The opposition frequently say that they have had their policies costed. The member for Goldstein, Andrew Robb, will frequently say that he has policies in his desk drawer which have covers on them—it's great that they've designed those covers; I'm very happy about that!—and that they have been costed. But it is not clear by whom those policies have been costed. Have they been costed, as they were at the last federal election, by a team of dodgy accountants who were subsequently fined for saying that they had carried out an audit when in fact they had not? Have they been costed by a catering company such as the catering company that did costings for Scott Morrison on immigration? We know that the coalition have costed policies, but we also know that those policies are sitting in a desk drawer. You have to ask yourself: if these policies were so good for the Australian people, would they be sitting in the member for Goldstein's top drawer or would they be in the full glare of public scrutiny? I think Australian families know the answer.
We have some hints as to what the opposition would do from their statements on the goods and services tax. The opposition have said they are going to provide a larger share of GST to some states, which inevitably means they will have to provide a smaller share to others. So my colleagues in Tasmania and South Australia have raised concerns about the impact on their share of GST revenues if the opposition were to attain government.
We know also something about what the opposition might do as a result of two recent reports by Australia's two leading right-wing think tanks. The Institute of Public Affairs has put out a list, and Alan Moran of the IPA was quoted in the Australian on 16 March 2013 as saying:
Some items have been discussed with Coalition politicians, many of whom are in the agreement with the principles against which list has been developed.
Those cuts include cancelling the first stage of the NDIS and abolishing the FaHCSIA division implementing the NDIS; abolishing Fair Work Australia and Safe Work Australia; cutting the general research budget by 40 per cent; cutting all Commonwealth housing programs; cutting all foreign aid, excluding emergency aid; abolishing the agriculture, forestry and fisheries programs; and privatising the ABC. They sound like savage cuts to me, but according to Senator Wong they amount to only $23.5 billion, so they are less than half of what the opposition would have to make in order to fill its costings gap.

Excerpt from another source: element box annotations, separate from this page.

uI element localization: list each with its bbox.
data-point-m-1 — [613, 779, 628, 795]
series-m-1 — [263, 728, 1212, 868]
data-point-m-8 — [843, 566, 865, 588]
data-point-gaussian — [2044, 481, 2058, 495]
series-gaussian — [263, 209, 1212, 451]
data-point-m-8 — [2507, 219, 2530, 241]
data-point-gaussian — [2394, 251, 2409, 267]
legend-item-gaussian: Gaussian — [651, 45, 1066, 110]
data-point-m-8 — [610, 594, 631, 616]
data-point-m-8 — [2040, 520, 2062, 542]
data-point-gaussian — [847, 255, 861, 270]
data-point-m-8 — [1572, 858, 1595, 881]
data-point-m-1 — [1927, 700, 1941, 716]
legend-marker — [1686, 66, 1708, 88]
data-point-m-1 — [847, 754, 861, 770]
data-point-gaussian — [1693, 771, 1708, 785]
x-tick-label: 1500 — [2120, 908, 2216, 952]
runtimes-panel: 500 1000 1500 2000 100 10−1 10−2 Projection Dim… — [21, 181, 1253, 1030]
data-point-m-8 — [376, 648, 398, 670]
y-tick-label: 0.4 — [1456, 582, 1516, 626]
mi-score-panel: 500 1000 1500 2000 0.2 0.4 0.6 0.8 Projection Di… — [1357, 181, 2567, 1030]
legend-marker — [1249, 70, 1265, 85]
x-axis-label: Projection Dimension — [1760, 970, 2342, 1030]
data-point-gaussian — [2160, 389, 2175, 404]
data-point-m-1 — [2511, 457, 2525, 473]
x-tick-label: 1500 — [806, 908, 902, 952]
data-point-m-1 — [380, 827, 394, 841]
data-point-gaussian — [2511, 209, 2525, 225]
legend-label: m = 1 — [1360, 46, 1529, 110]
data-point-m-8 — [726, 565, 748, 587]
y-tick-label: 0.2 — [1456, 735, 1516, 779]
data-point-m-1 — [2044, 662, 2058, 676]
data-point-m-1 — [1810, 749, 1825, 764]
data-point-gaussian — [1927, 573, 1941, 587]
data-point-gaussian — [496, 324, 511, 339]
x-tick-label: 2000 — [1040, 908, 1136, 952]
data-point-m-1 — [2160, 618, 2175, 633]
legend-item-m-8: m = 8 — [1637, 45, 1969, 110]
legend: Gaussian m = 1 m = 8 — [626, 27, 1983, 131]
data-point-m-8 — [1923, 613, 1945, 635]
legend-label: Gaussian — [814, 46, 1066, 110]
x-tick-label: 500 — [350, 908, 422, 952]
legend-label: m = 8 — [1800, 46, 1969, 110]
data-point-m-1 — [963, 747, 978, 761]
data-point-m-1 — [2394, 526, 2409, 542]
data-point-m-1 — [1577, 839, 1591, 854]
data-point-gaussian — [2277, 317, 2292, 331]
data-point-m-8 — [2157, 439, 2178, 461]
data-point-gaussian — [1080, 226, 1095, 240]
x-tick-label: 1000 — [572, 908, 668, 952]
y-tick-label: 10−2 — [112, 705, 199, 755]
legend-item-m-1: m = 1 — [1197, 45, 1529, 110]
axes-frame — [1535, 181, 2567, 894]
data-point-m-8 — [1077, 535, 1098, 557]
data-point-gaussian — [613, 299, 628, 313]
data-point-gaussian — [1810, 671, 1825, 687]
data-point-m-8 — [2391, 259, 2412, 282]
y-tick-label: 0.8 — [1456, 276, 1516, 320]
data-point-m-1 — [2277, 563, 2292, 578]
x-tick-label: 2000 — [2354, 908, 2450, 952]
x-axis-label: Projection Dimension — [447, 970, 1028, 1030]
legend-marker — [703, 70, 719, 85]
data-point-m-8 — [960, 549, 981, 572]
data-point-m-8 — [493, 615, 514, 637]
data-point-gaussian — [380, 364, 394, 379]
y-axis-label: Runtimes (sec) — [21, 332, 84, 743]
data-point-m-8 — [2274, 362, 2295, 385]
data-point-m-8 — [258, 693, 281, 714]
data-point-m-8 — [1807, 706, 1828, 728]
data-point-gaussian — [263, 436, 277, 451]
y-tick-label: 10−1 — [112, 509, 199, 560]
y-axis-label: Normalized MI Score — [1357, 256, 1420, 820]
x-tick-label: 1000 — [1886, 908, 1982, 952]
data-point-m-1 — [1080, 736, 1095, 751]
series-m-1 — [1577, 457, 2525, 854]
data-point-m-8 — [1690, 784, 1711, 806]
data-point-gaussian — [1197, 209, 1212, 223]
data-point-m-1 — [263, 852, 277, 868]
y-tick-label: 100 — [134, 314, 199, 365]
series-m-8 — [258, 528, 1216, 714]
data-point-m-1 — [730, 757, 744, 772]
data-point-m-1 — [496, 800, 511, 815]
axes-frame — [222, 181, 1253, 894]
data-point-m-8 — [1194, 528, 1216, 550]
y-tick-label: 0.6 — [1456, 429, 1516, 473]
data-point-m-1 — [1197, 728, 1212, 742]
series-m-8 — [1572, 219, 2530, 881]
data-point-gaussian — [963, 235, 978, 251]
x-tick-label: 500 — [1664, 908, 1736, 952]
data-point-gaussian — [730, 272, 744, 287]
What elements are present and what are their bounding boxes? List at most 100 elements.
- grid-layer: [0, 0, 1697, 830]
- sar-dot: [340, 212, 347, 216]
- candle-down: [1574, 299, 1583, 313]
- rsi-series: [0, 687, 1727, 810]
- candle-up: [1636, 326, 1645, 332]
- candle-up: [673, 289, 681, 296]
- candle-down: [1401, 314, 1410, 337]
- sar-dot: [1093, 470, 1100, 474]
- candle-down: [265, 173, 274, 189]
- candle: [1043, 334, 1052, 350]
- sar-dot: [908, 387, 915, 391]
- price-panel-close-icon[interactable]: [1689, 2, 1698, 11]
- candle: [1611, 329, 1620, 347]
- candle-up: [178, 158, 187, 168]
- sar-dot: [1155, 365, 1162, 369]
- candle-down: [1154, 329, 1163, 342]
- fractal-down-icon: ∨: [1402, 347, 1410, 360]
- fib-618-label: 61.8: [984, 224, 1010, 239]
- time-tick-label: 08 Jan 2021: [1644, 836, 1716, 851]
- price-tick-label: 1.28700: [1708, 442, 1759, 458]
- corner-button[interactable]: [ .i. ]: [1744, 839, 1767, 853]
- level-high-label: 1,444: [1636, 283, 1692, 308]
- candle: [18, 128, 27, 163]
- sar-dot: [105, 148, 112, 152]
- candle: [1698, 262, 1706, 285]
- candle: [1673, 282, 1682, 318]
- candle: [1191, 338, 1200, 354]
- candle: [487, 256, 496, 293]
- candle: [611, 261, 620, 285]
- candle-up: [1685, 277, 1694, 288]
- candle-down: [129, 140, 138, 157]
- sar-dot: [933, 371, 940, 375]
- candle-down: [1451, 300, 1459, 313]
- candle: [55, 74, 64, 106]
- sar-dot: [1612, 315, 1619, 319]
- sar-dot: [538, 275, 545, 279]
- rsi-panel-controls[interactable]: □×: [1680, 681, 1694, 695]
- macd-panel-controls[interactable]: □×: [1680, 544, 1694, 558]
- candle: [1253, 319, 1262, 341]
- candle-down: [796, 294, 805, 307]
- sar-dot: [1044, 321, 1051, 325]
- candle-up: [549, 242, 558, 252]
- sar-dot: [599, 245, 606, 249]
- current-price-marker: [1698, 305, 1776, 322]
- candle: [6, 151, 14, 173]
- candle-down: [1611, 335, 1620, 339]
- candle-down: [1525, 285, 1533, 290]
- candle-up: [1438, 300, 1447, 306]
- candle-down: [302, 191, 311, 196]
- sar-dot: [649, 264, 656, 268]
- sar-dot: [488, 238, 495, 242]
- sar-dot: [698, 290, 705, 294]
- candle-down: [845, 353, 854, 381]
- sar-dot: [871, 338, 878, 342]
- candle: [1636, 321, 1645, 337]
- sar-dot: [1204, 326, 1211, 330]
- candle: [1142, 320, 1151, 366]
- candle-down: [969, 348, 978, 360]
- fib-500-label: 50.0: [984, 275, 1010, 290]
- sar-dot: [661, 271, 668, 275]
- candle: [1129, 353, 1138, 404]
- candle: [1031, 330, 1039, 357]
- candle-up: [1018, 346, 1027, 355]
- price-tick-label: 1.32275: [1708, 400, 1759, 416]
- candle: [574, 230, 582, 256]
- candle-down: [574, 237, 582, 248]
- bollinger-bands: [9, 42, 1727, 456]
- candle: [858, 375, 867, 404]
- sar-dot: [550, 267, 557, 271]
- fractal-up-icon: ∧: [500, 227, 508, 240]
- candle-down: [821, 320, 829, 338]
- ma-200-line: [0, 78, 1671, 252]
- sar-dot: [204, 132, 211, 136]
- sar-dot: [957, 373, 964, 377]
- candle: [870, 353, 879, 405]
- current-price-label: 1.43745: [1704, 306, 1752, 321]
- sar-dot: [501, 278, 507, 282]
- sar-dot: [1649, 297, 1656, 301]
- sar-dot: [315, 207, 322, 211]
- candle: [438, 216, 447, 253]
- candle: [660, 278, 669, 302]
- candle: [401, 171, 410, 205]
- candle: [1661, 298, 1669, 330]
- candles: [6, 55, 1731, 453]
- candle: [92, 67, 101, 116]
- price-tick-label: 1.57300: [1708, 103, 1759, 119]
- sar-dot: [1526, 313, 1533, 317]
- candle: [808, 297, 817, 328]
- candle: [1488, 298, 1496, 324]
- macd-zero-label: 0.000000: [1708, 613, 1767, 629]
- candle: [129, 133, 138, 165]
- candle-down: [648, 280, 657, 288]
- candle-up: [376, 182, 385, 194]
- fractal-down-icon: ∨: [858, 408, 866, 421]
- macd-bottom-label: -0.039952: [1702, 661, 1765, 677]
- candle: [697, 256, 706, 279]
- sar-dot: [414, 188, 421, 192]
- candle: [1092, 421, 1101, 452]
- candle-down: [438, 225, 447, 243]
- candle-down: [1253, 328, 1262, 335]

Similarly savage cuts have been put forward by the Centre for Independent Studies. The Centre for Independent Studies have a TARGET30 report, suggesting that Commonwealth, state and local government spending should not amount to more than 30 per cent of GDP. That means significant decreases in the tax share for the Commonwealth government. The report is honest enough to note that Australia is now the third-lowest spending country in the OECD. Thirty per cent would make us the lowest spending government in the OECD. How would the Centre for Independent Studies reduce our expenditure? They would do so by cutting back on health, education and welfare. The Centre for Independent Studies want insurance vouchers in our healthcare system rather than the world-beating Medicare system. They want cutbacks to compulsory superannuation. They want to abolish family tax benefit part B and they want to stop the Gonski reforms. These are significant cuts.
Meanwhile, you have the Leader of the Opposition, with his DLP tendencies, going about the place talking about what he will spend. He said at a Brookvale Oval function, for example, that he wants to redevelop Brookvale Oval at a cost of $70 million. No-one knows where this money will come from. I hope that the Parliamentary Budget Office can contribute to a more transparent and open costings debate in Australia. Australians deserve no less.